List block in a partitioned Markdown doc identified as a `Title` element under special conditions #3280

Open nickphilip opened 3 months ago

nickphilip commented 3 months ago

I noticed that when the number of characters per line is very short in a list block in a Markdown document, the list is identified as a Title instead of a NarrativeText.

It prevents the chunking by title to work properly afterwards as I expect all content under a Markdown header to become a CompositeText to be indexed with an embedding function.

It is reproducible with the following python code:

from unstructured.partition.md import partition_md

md_text = """
# header 1
## header 2
My list
- item 1
- item 2
- item 3
- item 4
- item 5
## header 3
"""

elements = partition_md(text=md_text)

for el in elements:
    if el.category == "Title": print("{}: {}".format(el.category,el.text))

The moment any line of the list block (including the intro line) has more characters, the list block is then properly recognized as a NarrativeText.

Package version: unstructured 0.14.5

MthwRobinson commented 2 months ago

@nickphilip - Thanks for reporting this, we'll take a look as soon as we're able.

scanny commented 2 months ago

@MthwRobinson Turns out this behavior is produced by the markdown package, which is what partition_md() uses to convert Markdown to HTML.

md_text = """
My list
- item 1
- item 2
- item 3
"""

>>> markdown.markdown(md_text)
<p>My list
- item 1
- item 2
- item 3</p>

Adding a blank line before the list results in the expected behavior:

md_text = """
My list

- item 1
- item 2
- item 3
"""

>>> markdown.markdown(md_text)
<p>My list</p>
<ul>
  <li>item 1</li>
  <li>item 2</li>
  <li>item 3</li>
</ul>

The "official" John Gruber spec and reference implementation specifies this behavior, that a list requires a blank line before it. The gist is that a word-wrapped line that just happens to start with a "-" or "*" should not be interpreted as a list item, like:

The computed value of 7
* 3 equals 21.

In practice, Markdown parsers are more clever about this and are able to distinguish author intent reliably without the blank line before the list.


Note that using the markdown_it package (already a dependency I believe, possibly for ingest), we get a "correct" conversion with or without the blank line.

My general impression, after poking around a bit, is that the markdown package is overly dogmatic, like adhering closely to the "original" standard from 2005 or so. I think what we care about is that the maximum number of legitimate Markdown files parse as they would be expected to, like how they appear on GitHub or whatever other site they came from.

This "defacto-standard" behavior is what the CommonMark standard articulates and markdown_it is CommonMark compliant. It's also somewhat more modern, being only 1 decade old rather than 2 :)

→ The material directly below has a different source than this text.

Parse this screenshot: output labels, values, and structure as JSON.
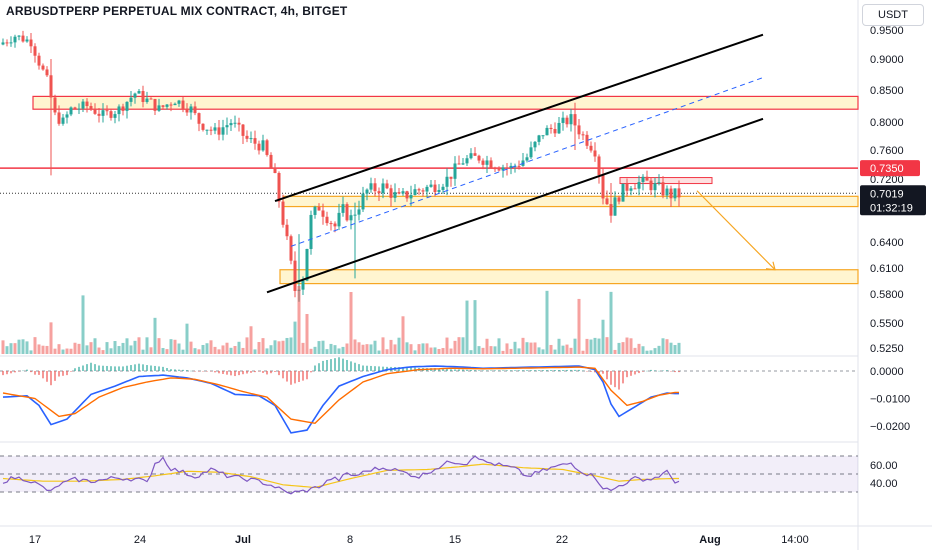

I'm inclined to think we'd be better off in general using the markdown_it package since I believe it would parse more Markdown documents the way the author intended and the way they appear when rendered on their source.

scanny commented 2 months ago

@nickphilip In the meantime, a workaround for this would be:

from markdown_it import MarkdownIt

md = MarkdownIt("commonmark", {"html": True}).enable("table")
html_text = md.render(md_text)
elements = partition_html(text=html_text)

Basically converting the MD to HTML yourself and then using partition_html() on the result.

scanny commented 2 months ago

Btw, @nickphilip what was the provenance of that problematic Markdown?

Is that something you just typed in by hand for experimentation purposes or did you have an actual "mis"-partitioning from a document from say StackOverflow or something?

nickphilip commented 2 months ago

@scanny - I found the issue testing unstructured.io against Markdown documents from public repos, as I noticed that my RAG app was not getting the expected context.

Great assessment of the root cause. Your workaround makes sense, but the fix would be preferable if one uses the runner (pipeline). Thanks!

scanny commented 2 months ago

@nickphilip when you say "public repos", does that imply this would be GFM (GitHub Flavored markdown) you're parsing?

scanny commented 2 months ago

@MthwRobinson After noodling this a bit and a little more research, I think there are four possible courses:

  1. support "traditional" (maybe "legacy") Markdown (what we're doing today)
  2. support CommonMark Markdown
  3. support GFM (GitHub Flavored Markdown)
  4. support multiple using a partitioning option of some sort

I think the right answer is 2 (CommonMark).

I'm not sure there's a perfect answer, but I think CommonMark provides the broadest coverage for what we care about when partitioning and so is a good step in the right direction. I think we'd all prefer to avoid a new partitioning option until we can show a compelling use case that requires it.